Task #1: Analytical Lens
For each project in your portfolio, you will create an Analytical Lens chart with the following categories:

Project title This is the title that you give your project.
Project genre This is a description of the kind of project that you have produce.
Project description/ rhetorical moves This is a detailed description of your project that also includes your purpose, your audience, the forum or place of publication of your project.
Technologies This is a list of technological modes and production tools you used to create your project.
Materials/references This is a list of material/assets that you used in the production of your project and any necessary attributions.

Form: Written text, MLA format.

Due: Monday, Nov 26

 

Task #2: The Proposal
Using your analytic lens charts, produce a one-page, single-spaced alphabetic proposal that describes the two or three pieces you intend to include in your portfolio as well as the forum and format of your portfolio.  If you imagine that the pieces will exist independent of each other, you can write this proposal in three or four sections—one for each piece and one for the forum/format.  If you see a common thread running throughout the pieces, you should include a section for that, too. Your writing should be descriptive, detailed, and reflective.  You should include why you are interested in working on these pieces, and you should account for preparatory work necessary to be successful and the challenges you expect to face.

Form: Written text, MLA format, one-page, single-spaced

Due: Wednesday, Nov 28

 

Task #3: The Portfolio 
You will publish your portfolio on your blog and you need to choose an appropriate forum and format for showcasing your finished portfolio pieces.  Depending on the media you work with, you might create a single or small collection of web pages, separate blog entries, or a PowerPoint, and your projects might be published on a variety of media sites.

Form: Digital compositions published on your WordPress Blog

Due: Friday, Dec 14

 

Task #3: Outcomes
For each project in your portfolio, you will create a set of outcomes on which your work can be assessed (by you and by me).  These outcomes should be derived from and flesh out the Analytical Lens chart and should highlight the elements of your project that are most deserving of attention for qualitative assessment of your work.   Develop only 3 -4 outcomes for each project.  These should be written as statements.  I will provide sample outcomes in class.

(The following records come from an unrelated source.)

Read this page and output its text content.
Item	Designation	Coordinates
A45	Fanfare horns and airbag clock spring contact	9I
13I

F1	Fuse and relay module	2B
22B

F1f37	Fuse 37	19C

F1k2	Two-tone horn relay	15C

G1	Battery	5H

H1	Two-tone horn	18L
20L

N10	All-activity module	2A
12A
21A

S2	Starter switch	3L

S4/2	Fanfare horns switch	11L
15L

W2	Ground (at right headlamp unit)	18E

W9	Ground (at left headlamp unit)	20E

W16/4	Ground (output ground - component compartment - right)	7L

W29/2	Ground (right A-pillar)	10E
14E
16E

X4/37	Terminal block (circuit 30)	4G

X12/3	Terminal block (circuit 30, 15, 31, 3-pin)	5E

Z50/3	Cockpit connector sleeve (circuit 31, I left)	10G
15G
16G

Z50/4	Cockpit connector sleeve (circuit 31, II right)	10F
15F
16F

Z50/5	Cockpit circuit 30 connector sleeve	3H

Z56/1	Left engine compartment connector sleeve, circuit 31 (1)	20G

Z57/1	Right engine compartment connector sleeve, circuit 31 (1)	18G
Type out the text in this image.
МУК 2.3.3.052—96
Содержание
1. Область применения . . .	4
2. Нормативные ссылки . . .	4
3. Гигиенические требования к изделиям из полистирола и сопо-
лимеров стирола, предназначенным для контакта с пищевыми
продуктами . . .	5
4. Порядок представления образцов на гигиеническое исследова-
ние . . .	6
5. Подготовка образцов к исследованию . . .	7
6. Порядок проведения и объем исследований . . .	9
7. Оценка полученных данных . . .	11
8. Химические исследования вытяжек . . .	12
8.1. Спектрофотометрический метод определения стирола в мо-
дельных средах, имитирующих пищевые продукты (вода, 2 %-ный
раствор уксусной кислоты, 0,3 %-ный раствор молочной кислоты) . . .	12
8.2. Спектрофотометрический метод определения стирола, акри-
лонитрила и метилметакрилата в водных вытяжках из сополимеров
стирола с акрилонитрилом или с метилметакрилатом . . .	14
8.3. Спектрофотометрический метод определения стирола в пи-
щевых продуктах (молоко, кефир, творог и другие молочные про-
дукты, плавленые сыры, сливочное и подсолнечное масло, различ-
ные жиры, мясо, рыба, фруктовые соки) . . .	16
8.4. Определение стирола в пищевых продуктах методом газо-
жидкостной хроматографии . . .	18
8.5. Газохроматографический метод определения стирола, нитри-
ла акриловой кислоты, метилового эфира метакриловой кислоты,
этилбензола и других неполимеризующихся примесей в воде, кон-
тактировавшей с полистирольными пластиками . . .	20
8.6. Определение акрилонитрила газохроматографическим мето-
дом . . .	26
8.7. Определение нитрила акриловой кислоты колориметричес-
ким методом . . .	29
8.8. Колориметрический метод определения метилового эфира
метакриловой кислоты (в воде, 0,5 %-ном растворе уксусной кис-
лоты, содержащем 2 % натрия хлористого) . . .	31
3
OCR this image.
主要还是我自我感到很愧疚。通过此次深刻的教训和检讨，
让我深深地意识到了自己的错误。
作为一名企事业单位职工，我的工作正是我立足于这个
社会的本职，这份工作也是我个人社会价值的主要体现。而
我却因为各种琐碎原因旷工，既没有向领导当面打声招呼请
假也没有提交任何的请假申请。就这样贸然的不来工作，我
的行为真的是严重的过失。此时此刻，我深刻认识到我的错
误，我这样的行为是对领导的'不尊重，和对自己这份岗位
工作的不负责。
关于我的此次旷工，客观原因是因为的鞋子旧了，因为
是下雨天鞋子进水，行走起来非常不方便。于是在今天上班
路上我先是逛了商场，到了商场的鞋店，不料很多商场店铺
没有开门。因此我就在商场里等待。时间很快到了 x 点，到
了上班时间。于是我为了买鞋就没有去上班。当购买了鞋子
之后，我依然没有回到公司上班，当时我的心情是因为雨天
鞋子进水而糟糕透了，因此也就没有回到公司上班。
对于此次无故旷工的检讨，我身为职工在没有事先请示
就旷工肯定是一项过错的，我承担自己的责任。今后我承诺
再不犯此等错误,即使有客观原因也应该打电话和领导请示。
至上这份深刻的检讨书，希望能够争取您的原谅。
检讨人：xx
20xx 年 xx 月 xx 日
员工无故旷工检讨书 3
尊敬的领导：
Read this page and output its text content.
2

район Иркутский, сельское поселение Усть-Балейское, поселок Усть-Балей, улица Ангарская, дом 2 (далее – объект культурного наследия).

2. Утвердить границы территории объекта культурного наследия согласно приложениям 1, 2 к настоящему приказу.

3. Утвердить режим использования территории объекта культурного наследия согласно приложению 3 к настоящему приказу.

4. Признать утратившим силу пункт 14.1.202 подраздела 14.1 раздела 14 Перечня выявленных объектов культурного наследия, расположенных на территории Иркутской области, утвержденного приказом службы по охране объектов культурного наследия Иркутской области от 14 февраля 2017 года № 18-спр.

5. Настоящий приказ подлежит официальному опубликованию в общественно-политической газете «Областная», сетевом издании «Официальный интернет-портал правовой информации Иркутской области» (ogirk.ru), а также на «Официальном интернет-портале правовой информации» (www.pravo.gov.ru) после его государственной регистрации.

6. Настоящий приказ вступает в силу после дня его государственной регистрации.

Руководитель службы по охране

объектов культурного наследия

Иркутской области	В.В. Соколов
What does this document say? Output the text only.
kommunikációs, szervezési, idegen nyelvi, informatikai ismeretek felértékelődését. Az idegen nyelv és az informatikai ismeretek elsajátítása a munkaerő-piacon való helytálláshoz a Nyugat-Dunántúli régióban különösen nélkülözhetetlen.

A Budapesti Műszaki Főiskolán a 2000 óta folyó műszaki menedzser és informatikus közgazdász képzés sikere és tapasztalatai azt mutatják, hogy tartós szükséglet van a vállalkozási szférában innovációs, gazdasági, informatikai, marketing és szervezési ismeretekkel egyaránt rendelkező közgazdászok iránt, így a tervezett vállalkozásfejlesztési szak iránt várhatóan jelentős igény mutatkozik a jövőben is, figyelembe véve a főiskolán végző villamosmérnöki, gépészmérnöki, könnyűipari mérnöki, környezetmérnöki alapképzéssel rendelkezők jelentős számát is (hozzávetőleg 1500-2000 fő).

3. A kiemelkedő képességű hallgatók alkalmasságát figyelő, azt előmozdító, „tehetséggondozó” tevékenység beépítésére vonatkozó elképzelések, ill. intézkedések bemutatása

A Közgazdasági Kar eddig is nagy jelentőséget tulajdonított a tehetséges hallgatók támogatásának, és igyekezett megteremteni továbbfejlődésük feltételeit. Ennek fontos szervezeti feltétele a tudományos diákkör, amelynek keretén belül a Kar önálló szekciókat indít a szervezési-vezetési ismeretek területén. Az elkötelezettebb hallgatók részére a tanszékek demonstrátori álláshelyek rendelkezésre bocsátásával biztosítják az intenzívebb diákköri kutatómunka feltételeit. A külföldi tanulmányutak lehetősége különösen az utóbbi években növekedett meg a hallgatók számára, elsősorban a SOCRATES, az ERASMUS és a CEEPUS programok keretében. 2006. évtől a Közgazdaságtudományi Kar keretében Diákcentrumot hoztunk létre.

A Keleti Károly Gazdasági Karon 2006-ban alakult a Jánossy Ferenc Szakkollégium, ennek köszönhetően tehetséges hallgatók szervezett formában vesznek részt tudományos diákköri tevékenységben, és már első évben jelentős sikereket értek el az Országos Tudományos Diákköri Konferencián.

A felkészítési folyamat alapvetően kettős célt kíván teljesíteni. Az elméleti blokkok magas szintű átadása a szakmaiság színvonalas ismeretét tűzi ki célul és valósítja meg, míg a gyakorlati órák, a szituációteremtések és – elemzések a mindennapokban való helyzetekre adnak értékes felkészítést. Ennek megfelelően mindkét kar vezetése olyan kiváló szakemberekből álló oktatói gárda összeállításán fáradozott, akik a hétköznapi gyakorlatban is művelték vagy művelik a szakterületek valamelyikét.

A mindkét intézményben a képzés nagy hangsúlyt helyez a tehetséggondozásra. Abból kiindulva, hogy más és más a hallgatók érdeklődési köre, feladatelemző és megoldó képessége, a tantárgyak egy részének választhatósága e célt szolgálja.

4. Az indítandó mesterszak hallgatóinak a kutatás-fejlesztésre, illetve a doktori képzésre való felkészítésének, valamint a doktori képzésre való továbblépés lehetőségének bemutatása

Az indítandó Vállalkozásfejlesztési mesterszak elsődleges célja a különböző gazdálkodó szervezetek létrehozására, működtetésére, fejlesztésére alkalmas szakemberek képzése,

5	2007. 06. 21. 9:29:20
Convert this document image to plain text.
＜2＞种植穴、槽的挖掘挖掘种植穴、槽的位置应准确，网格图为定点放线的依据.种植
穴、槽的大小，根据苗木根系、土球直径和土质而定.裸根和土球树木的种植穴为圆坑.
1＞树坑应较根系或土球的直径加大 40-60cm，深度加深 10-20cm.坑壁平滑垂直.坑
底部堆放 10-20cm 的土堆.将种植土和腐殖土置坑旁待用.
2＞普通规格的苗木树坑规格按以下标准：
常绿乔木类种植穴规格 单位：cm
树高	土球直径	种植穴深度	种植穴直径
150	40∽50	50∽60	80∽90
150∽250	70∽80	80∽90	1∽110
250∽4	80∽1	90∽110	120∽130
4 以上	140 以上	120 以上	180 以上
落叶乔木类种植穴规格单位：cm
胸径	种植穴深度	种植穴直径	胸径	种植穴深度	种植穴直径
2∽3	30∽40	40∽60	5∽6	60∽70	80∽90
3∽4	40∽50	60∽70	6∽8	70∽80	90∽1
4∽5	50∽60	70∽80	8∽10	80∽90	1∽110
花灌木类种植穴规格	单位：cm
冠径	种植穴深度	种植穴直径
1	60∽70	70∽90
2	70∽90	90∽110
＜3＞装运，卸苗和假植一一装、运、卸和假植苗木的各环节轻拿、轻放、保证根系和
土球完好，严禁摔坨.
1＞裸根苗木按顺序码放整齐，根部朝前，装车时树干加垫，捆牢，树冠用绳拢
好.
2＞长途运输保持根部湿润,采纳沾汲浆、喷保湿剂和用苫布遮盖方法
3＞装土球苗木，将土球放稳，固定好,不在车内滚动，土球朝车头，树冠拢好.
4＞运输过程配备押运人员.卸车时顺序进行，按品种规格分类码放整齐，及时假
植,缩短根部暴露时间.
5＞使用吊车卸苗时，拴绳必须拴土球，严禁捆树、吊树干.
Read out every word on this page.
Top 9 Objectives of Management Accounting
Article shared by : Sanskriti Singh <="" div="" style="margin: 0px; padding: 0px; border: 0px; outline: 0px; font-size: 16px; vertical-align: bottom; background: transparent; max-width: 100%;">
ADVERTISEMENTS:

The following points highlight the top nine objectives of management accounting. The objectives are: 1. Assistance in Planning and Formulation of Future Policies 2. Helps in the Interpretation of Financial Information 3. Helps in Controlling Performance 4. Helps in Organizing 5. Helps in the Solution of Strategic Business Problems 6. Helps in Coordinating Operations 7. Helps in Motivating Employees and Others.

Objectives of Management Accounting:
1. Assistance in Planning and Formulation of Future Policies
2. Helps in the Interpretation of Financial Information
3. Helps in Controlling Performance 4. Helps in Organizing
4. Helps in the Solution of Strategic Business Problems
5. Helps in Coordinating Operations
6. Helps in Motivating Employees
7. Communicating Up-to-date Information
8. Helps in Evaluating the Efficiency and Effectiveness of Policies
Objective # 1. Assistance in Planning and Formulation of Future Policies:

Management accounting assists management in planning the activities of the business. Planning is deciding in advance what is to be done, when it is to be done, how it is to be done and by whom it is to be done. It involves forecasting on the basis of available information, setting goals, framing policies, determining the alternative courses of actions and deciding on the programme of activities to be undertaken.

Form: Written text, MLA format; emailed to the professor by 5pm.

Due: Friday, Dec 7

 

Task #4: Assessment
For each project in your portfolio, provide a qualitative assessment of your work that reflects the outcomes you created.  This section should be written in sentence/paragraph form and should follow a basic “claims and evidence” pattern:

 1.  Restate an outcome.

2.  Make a claim stating your success or challenge in meeting that outcome.

3.  Point to evidence in the piece that illustrates how you met the outcome.

 You might also wish to include overall impressions of the project and reflect on learning challenges and successes.

Form: Written text, MLA format

Due: Friday, Dec 14

 

 

Many thanks to Scott Lloyd DeWitt for allowing me to use his own short form portfolio assignment as a model.